Yolonda is a formally homeless Philadelphia native filmmaker, survivor, and activist.
Her first foray into the arts was through music, having sang on various choirs throughout her time in the Philadelphia School District. Yolonda also received voice instruction at the Settlement Music School and drama coaching at Freedom Theater. She sang on the All Philadelphia High School Choir, performing at the Academy of Music and on the beautiful marble staircase at the Capitol Building in Harrisburg, PA with Peter Nero and the Philly Pops. In the early 90s, she and two other women came surprisingly close to revamping the singing group, The Three Degrees, with the group founder, Richard Barrett. It was also during this time she and a friend sang background vocals on a project for a local jazz saxophonist, which received airplay on local jazz radio station WJJZ.

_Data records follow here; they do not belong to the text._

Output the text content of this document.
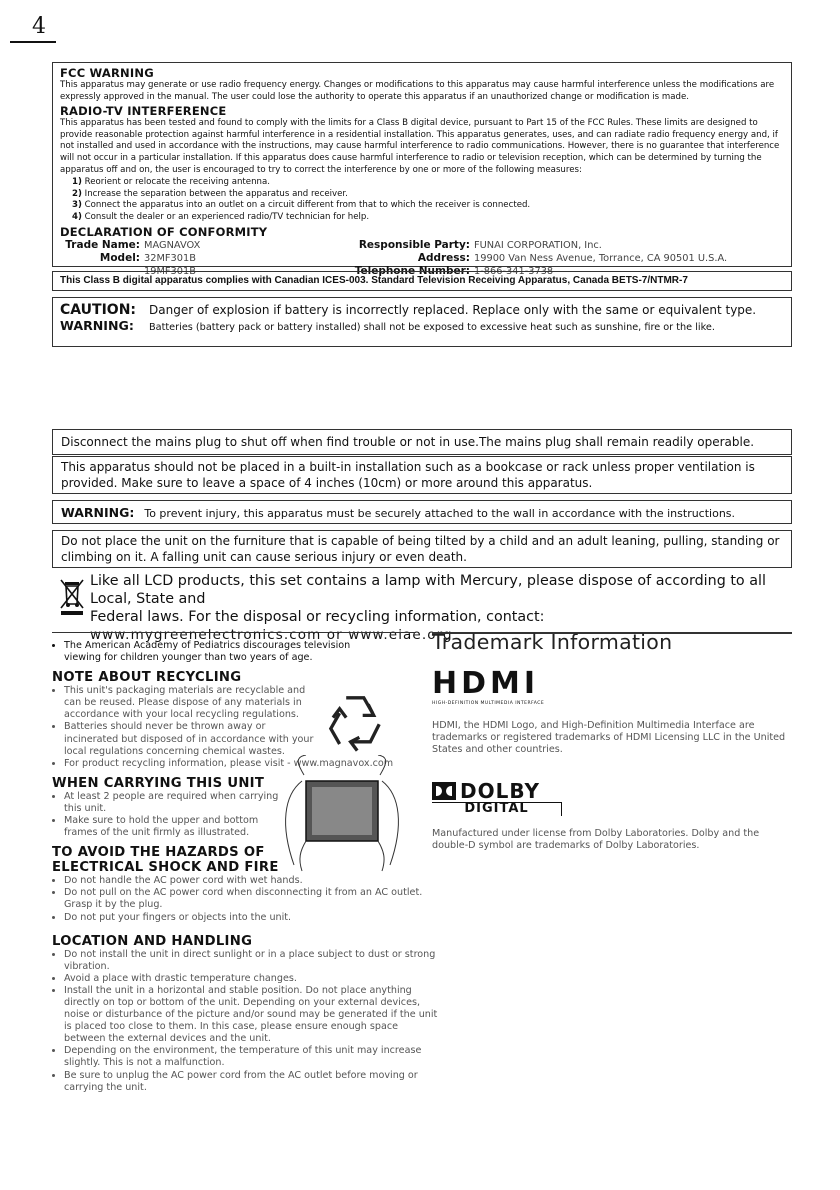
4
FCC WARNING

This apparatus may generate or use radio frequency energy. Changes or modifications to this apparatus may cause harmful interference unless the modifications are expressly approved in the manual. The user could lose the authority to operate this apparatus if an unauthorized change or modification is made.

RADIO-TV INTERFERENCE

This apparatus has been tested and found to comply with the limits for a Class B digital device, pursuant to Part 15 of the FCC Rules. These limits are designed to provide reasonable protection against harmful interference in a residential installation. This apparatus generates, uses, and can radiate radio frequency energy and, if not installed and used in accordance with the instructions, may cause harmful interference to radio communications. However, there is no guarantee that interference will not occur in a particular installation. If this apparatus does cause harmful interference to radio or television reception, which can be determined by turning the apparatus off and on, the user is encouraged to try to correct the interference by one or more of the following measures:

1) Reorient or relocate the receiving antenna.
2) Increase the separation between the apparatus and receiver.
3) Connect the apparatus into an outlet on a circuit different from that to which the receiver is connected.
4) Consult the dealer or an experienced radio/TV technician for help.
DECLARATION OF CONFORMITY
Trade Name: MAGNAVOX	Responsible Party: FUNAI CORPORATION, Inc.
Model: 32MF301B	Address: 19900 Van Ness Avenue, Torrance, CA 90501 U.S.A.
19MF301B	Telephone Number: 1-866-341-3738
This Class B digital apparatus complies with Canadian ICES-003. Standard Television Receiving Apparatus, Canada BETS-7/NTMR-7
CAUTION:	Danger of explosion if battery is incorrectly replaced. Replace only with the same or equivalent type.
WARNING:	Batteries (battery pack or battery installed) shall not be exposed to excessive heat such as sunshine, fire or the like.
Disconnect the mains plug to shut off when find trouble or not in use.The mains plug shall remain readily operable.
This apparatus should not be placed in a built-in installation such as a bookcase or rack unless proper ventilation is provided. Make sure to leave a space of 4 inches (10cm) or more around this apparatus.
WARNING: To prevent injury, this apparatus must be securely attached to the wall in accordance with the instructions.
Do not place the unit on the furniture that is capable of being tilted by a child and an adult leaning, pulling, standing or climbing on it. A falling unit can cause serious injury or even death.
Like all LCD products, this set contains a lamp with Mercury, please dispose of according to all Local, State and
Federal laws. For the disposal or recycling information, contact:
www.mygreenelectronics.com or www.eiae.org
• The American Academy of Pediatrics discourages television viewing for children younger than two years of age.
NOTE ABOUT RECYCLING
• This unit's packaging materials are recyclable and can be reused. Please dispose of any materials in accordance with your local recycling regulations.
• Batteries should never be thrown away or incinerated but disposed of in accordance with your local regulations concerning chemical wastes.
• For product recycling information, please visit - www.magnavox.com
WHEN CARRYING THIS UNIT
• At least 2 people are required when carrying this unit.
• Make sure to hold the upper and bottom frames of the unit firmly as illustrated.
TO AVOID THE HAZARDS OF
ELECTRICAL SHOCK AND FIRE
• Do not handle the AC power cord with wet hands.
• Do not pull on the AC power cord when disconnecting it from an AC outlet. Grasp it by the plug.
• Do not put your fingers or objects into the unit.
LOCATION AND HANDLING
• Do not install the unit in direct sunlight or in a place subject to dust or strong vibration.
• Avoid a place with drastic temperature changes.
• Install the unit in a horizontal and stable position. Do not place anything directly on top or bottom of the unit. Depending on your external devices, noise or disturbance of the picture and/or sound may be generated if the unit is placed too close to them. In this case, please ensure enough space between the external devices and the unit.
• Depending on the environment, the temperature of this unit may increase slightly. This is not a malfunction.
• Be sure to unplug the AC power cord from the AC outlet before moving or carrying the unit.
Trademark Information
HDMI
HIGH-DEFINITION MULTIMEDIA INTERFACE

HDMI, the HDMI Logo, and High-Definition Multimedia Interface are trademarks or registered trademarks of HDMI Licensing LLC in the United States and other countries.

DOLBY
DIGITAL

Manufactured under license from Dolby Laboratories. Dolby and the double-D symbol are trademarks of Dolby Laboratories.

In 1999, after fleeing from domestic violence, Yolonda became homeless. She spent some time in a shelter for abused women. Meeting Kensington Welfare Rights Union (KWRU) founder Cheri Honkala was pivotal in creating the activist Yolonda is today. It also started her career in film. Her first two movie roles made possible through their friendship.
Yolonda's previous projects are The Ultimate Song (2002), March on Broad (2000), and Night Catches Us aka String bean and Marcus (2010). A mother to 3 boys, Yolonda is also a twice bereaved parent. Having lost her daughter De’Andra to Sudden Infant Death Syndrome (SIDS) in 1989, and most recently, the tragic loss of her 20-year-old son Elijah to suicide in 2017, she needed an outlet for her pain and grief. In the year after Elijah’s death, Yolonda learned documentary filmmaking at Scribe Video Center through the Film Scholar Program. She merited a scholarship to complete the nearly year long fellowship.